619 N.Y.S.2d 4 | N.Y. App. Div. | 1994

—Order, Supreme Court, New *345York County (Ira Gammerman, J.), entered on or about June 11, 1993, dismissing the action as barred by the Statute of Limitations, unanimously affirmed, with costs.

In this action by an acquiring corporation to recover an allegedly excessive fee paid by the acquired corporation to defendant law firm for services rendered in connection with the acquisition, the IAS Court correctly held that the cause of action accrued on February 4, 1987, when defendant received the acquired corporation’s check in payment of its services, and that the action, commenced on February 5, 1993, is therefore barred by the six-year Statute of Limitations.
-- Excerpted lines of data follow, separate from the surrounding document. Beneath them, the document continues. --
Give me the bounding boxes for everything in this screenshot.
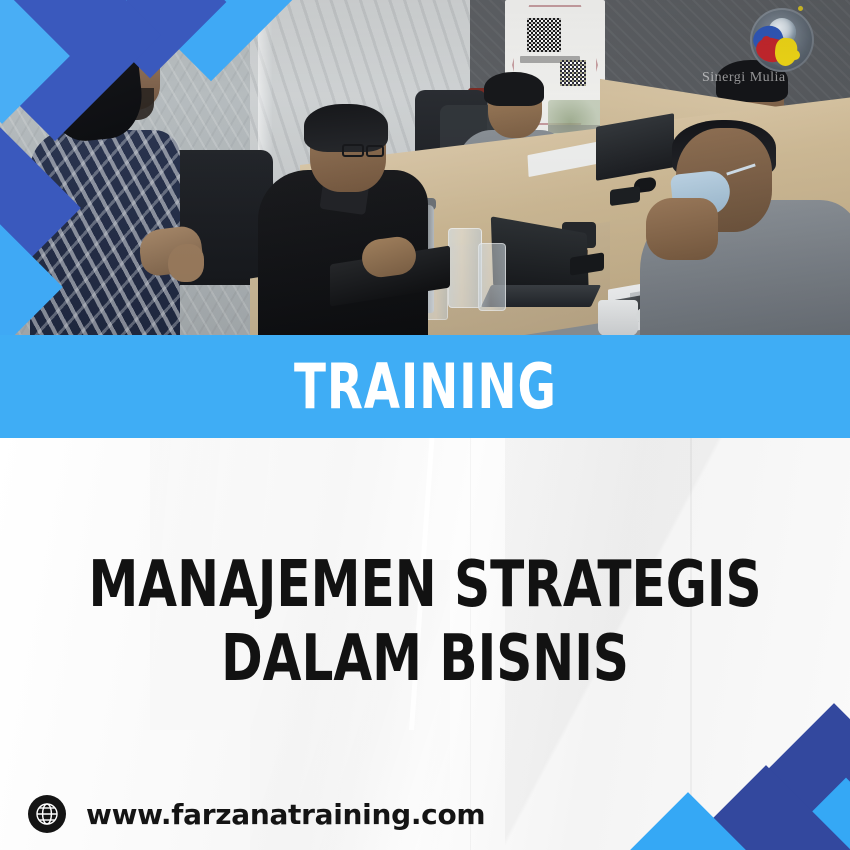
company-logo-watermark: Sinergi Mulia [750, 8, 824, 82]
logo-dot-yellow [790, 50, 800, 60]
eyeglasses-icon [366, 145, 384, 157]
eyeglasses-icon [342, 144, 364, 157]
globe-icon [28, 795, 66, 833]
footer-website[interactable]: www.farzanatraining.com [28, 795, 485, 833]
website-url[interactable]: www.farzanatraining.com [86, 798, 485, 831]
headline-line-2: DALAM BISNIS [55, 622, 795, 696]
qr-code-icon [560, 60, 586, 86]
participant-hair [484, 72, 544, 106]
training-banner: TRAINING [0, 335, 850, 438]
logo-sparkle [798, 6, 803, 11]
water-pitcher [478, 243, 506, 311]
qr-code-icon [527, 18, 561, 52]
water-pitcher [448, 228, 482, 308]
logo-dot-red [762, 36, 771, 45]
participant-hands [646, 198, 718, 260]
headline-line-1: MANAJEMEN STRATEGIS [55, 548, 795, 622]
training-poster: Sinergi Mulia TRAINING MANAJEMEN STRATEG… [0, 0, 850, 850]
poster-headline: MANAJEMEN STRATEGIS DALAM BISNIS [0, 548, 850, 696]
coffee-mug [598, 300, 638, 336]
banner-title: TRAINING [294, 356, 557, 418]
presenter-hand [168, 244, 204, 282]
company-logo-text: Sinergi Mulia [702, 70, 842, 86]
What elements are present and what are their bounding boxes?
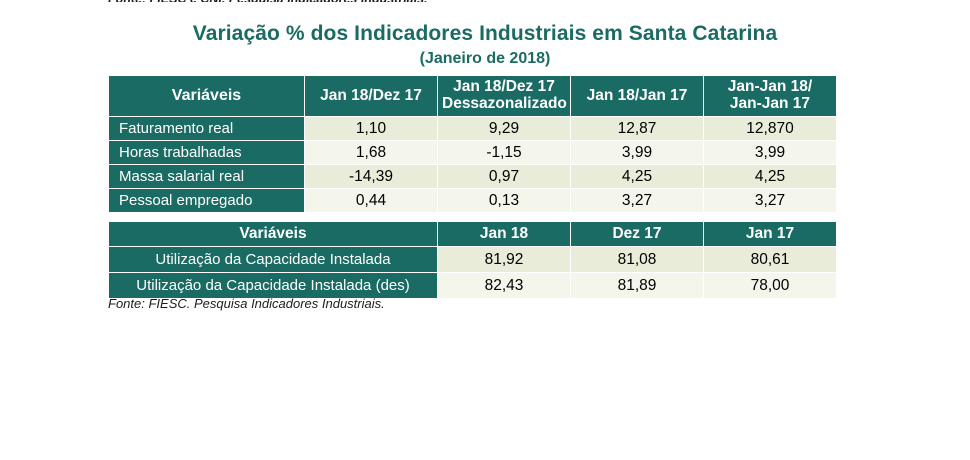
source-note: Fonte: FIESC. Pesquisa Indicadores Indus… <box>108 296 385 311</box>
column-header-jan18: Jan 18 <box>438 222 571 247</box>
row-label: Massa salarial real <box>109 165 305 189</box>
industrial-indicators-table: Variáveis Jan 18/Dez 17 Jan 18/Dez 17 De… <box>108 75 837 213</box>
column-header-variables: Variáveis <box>109 76 305 117</box>
column-header-variables: Variáveis <box>109 222 438 247</box>
row-value: 4,25 <box>704 165 837 189</box>
row-value: -14,39 <box>305 165 438 189</box>
page-title: Variação % dos Indicadores Industriais e… <box>0 22 970 46</box>
row-value: 80,61 <box>704 247 837 273</box>
row-value: 4,25 <box>571 165 704 189</box>
page-subtitle: (Janeiro de 2018) <box>0 50 970 68</box>
row-value: 1,68 <box>305 141 438 165</box>
row-value: 3,99 <box>704 141 837 165</box>
table-row: Utilização da Capacidade Instalada 81,92… <box>109 247 837 273</box>
row-value: 0,44 <box>305 189 438 213</box>
column-header-dez17: Dez 17 <box>571 222 704 247</box>
table-row: Faturamento real 1,10 9,29 12,87 12,870 <box>109 117 837 141</box>
row-value: 3,27 <box>571 189 704 213</box>
table-row: Horas trabalhadas 1,68 -1,15 3,99 3,99 <box>109 141 837 165</box>
row-value: 12,87 <box>571 117 704 141</box>
row-value: 81,89 <box>571 273 704 299</box>
row-value: 3,99 <box>571 141 704 165</box>
row-value: 9,29 <box>438 117 571 141</box>
table-row: Pessoal empregado 0,44 0,13 3,27 3,27 <box>109 189 837 213</box>
row-label: Faturamento real <box>109 117 305 141</box>
row-value: 3,27 <box>704 189 837 213</box>
column-header-janjan18-janjan17: Jan-Jan 18/ Jan-Jan 17 <box>704 76 837 117</box>
table-header-row: Variáveis Jan 18/Dez 17 Jan 18/Dez 17 De… <box>109 76 837 117</box>
row-value: -1,15 <box>438 141 571 165</box>
column-header-line1: Jan-Jan 18/ <box>728 78 812 95</box>
top-source-note: Fonte: FIESC e CNI. Pesquisa Indicadores… <box>108 0 428 2</box>
row-value: 0,97 <box>438 165 571 189</box>
column-header-line1: Jan 18/Dez 17 <box>453 78 555 95</box>
row-label: Pessoal empregado <box>109 189 305 213</box>
row-value: 0,13 <box>438 189 571 213</box>
page-root: Fonte: FIESC e CNI. Pesquisa Indicadores… <box>0 0 970 460</box>
table-row: Massa salarial real -14,39 0,97 4,25 4,2… <box>109 165 837 189</box>
row-value: 81,08 <box>571 247 704 273</box>
column-header-jan18-jan17: Jan 18/Jan 17 <box>571 76 704 117</box>
column-header-jan18-dez17-dessaz: Jan 18/Dez 17 Dessazonalizado <box>438 76 571 117</box>
column-header-jan18-dez17: Jan 18/Dez 17 <box>305 76 438 117</box>
row-label: Horas trabalhadas <box>109 141 305 165</box>
row-value: 12,870 <box>704 117 837 141</box>
column-header-line2: Jan-Jan 17 <box>730 95 810 112</box>
table-row: Utilização da Capacidade Instalada (des)… <box>109 273 837 299</box>
column-header-line2: Dessazonalizado <box>442 95 567 112</box>
row-label: Utilização da Capacidade Instalada (des) <box>109 273 438 299</box>
row-value: 82,43 <box>438 273 571 299</box>
row-value: 1,10 <box>305 117 438 141</box>
row-value: 81,92 <box>438 247 571 273</box>
column-header-jan17: Jan 17 <box>704 222 837 247</box>
table-header-row: Variáveis Jan 18 Dez 17 Jan 17 <box>109 222 837 247</box>
row-value: 78,00 <box>704 273 837 299</box>
row-label: Utilização da Capacidade Instalada <box>109 247 438 273</box>
capacity-utilization-table: Variáveis Jan 18 Dez 17 Jan 17 Utilizaçã… <box>108 221 837 299</box>
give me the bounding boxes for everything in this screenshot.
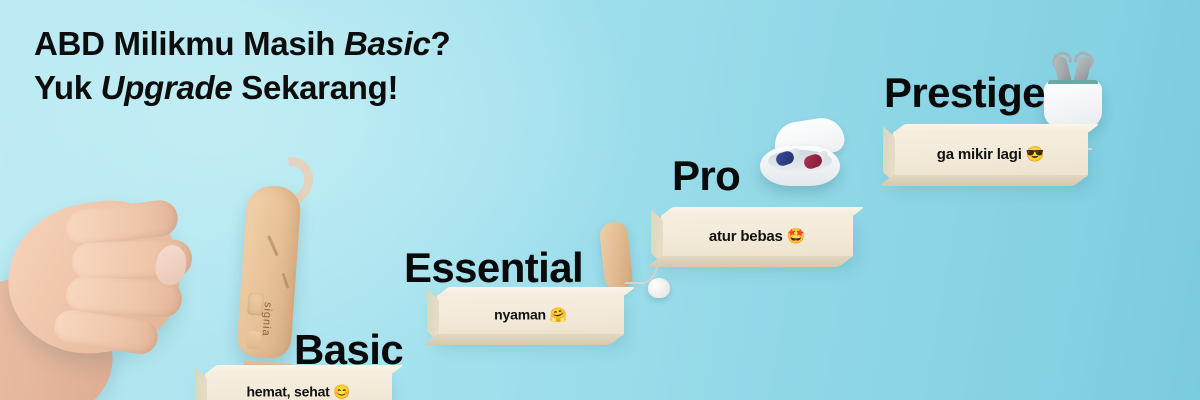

Plaintiff’s contention, raised for the first time on appeal, that its cause of action did not accrue until February 28, 1987, the date of the merger, because it was not until then that it actually sustained damage or knew that it had sustained damage, is without merit, it being a novel proposition that a claim once accrued accrues yet again upon an acquisition. Nor is there merit to plaintiff’s alternative argument that accrual occurred on February 5, 1987, upon completion of the bank collection process and the crediting of the check to defendant’s account, since, upon honor, a check is deemed paid not upon collection but upon its delivery to the payee (UCC 3-802 [1] [b]; Staff Bldrs. v Koschitzki, 989 F2d 692, 694). Finally, no basis exists to equitably estop defendant from asserting the Statute of Limitations absent facts that defendant’s affirmative wrongdoing was responsible for plaintiff’s delay in bringing the action (General Stencils v Chiappa, 18 NY2d 125). Concur— Sullivan, J. P., Rosenberger, Ellerin, Kupferman and Williams, JJ.